Written Word

A Life of Self-Denial

If anyone would come after me, he must deny himself and take up his cross and follow me….And anyone who does not carry his cross and follow me cannot be my disciple. (Matthew 16:24; Luke 14:27)

Following Jesus involves both self-denial and crucifixion. Jesus could not have made this plainer. He calls for wholehearted devotion to him for life.

Self-denial brings medieval images to mind: mortification of the flesh, hard beds, hair shirts, cold showers, draughty monasteries, celibacy, the absence of fun and creature comforts. Spartan! Yet self-denial is none of these. Neither is it having low self-esteem, always running yourself down, never rejoicing in the good you accomplish or never laughing.

We can say that self-denial is saying no to what we want to do and saying yes to the will of God.

Here are a few example to help amplify the point.

On the night of his betrayal, Jesus went to the garden of Gethsemane and prayed. Ahead of him lay his arrest, trial and execution. He prayed, ‘My Father, if it is possible, may this cup be taken from me. Yet not as I will, but as you will.’ Praying a second time he said, ‘My Father, if it is not possible for this cup to be taken away unless I drink it, may your will be done’ (Matthew 26:39,42). The spirit of self-denial is heard in his words, ‘not as I will, but as you will.’ Jesus came from heaven to earth, not to do his will but the will of the Father. Through his death he was showing us the real meaning of self-denial.

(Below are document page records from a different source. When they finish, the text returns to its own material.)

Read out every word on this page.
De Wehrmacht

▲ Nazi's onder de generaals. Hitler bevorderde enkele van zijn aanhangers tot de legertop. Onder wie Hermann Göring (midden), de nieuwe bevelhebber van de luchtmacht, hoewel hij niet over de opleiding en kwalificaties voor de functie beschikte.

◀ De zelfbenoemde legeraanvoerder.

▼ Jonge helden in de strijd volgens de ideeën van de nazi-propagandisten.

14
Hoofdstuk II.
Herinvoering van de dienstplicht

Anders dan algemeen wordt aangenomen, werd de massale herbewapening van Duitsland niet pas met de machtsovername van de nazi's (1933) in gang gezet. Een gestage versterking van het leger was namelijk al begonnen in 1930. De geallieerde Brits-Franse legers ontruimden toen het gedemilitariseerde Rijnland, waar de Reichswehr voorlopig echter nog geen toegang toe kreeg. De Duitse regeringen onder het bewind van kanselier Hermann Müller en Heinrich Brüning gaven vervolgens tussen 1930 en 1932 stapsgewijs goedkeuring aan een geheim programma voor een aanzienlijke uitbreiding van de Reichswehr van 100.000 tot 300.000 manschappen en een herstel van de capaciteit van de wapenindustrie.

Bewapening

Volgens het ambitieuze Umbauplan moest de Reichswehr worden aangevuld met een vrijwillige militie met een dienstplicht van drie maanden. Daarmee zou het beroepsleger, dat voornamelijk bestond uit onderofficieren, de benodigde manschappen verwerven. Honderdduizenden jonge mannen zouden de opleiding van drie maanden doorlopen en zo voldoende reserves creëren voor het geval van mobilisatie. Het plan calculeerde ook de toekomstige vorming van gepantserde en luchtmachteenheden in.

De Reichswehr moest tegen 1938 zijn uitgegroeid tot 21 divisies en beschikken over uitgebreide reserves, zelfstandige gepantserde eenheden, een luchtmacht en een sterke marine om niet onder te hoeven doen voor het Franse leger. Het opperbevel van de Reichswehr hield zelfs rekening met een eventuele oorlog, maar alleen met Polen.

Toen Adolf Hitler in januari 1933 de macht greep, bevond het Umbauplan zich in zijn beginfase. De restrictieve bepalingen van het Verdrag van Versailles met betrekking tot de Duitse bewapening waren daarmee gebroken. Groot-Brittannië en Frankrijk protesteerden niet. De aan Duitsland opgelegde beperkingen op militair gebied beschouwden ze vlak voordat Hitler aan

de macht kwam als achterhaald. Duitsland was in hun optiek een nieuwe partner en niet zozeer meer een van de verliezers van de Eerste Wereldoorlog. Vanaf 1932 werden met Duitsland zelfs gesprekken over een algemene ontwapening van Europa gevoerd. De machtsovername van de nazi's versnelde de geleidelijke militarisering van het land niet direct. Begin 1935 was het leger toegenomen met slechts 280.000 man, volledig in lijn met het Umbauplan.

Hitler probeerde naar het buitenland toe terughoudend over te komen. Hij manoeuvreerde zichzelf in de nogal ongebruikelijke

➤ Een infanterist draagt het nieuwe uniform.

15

Another example of self-denial is displayed by Mary. Informed that she would give birth to the saviour of the world she responded, ‘I am the Lord’s servant … may it be to me as you have said.’ (Luke 1:38) In these words, Mary echoes the sentiments of the Lord’s prayer, ‘Your will be done on earth as it is in heaven.’ She would become pregnant, not through sexual intercourse, but though the intervention of the Spirit. This had never occurred before, so there was no one she could consult who had undergone a similar experience. No support group existed for virgins who conceived miraculously. And how would she explain her pregnancy to Joseph, the man to whom she was engaged? These were real concerns, nevertheless she chose to do the will of God. That’s self-denial.

Among those who worked alongside the Apostle Paul was an outstanding disciple named Timothy. Self-denial was a way of life with him and Paul paid a glowing tribute to his tireless efforts for the Lord Jesus Christ. He wrote to the church in Philippi:

I hope in the Lord Jesus to send Timothy to you soon, that I also may be cheered when I receive news about you. I have no one else like him, who takes a genuine interest in your welfare. For everyone looks out for his own interests, not those of Jesus Christ. But you know that Timothy has proved himself, because as a son with his father he has served with me in the work of the gospel. (Philippians 2:19-22)

Timothy’s life of self-denial is captured in the words, ‘I have no one else like him, who takes a genuine interest in your welfare. For everyone looks out for his own interests, not those of Jesus Christ.’ Unlike some who looked out only for their own interests – what’s in it for me, how much will this cost me, let someone else do it – Timothy was driven by only one ambition – to do the will of Christ irrespective of the cost to himself. That’s self-denial.

The doing of the will of God, rendering obedience to God, saying yes to God is what self-denial is all about. And when the temptation to sin comes our way, and it will, we must practice self-denial. This point is discussed in the previous lesson.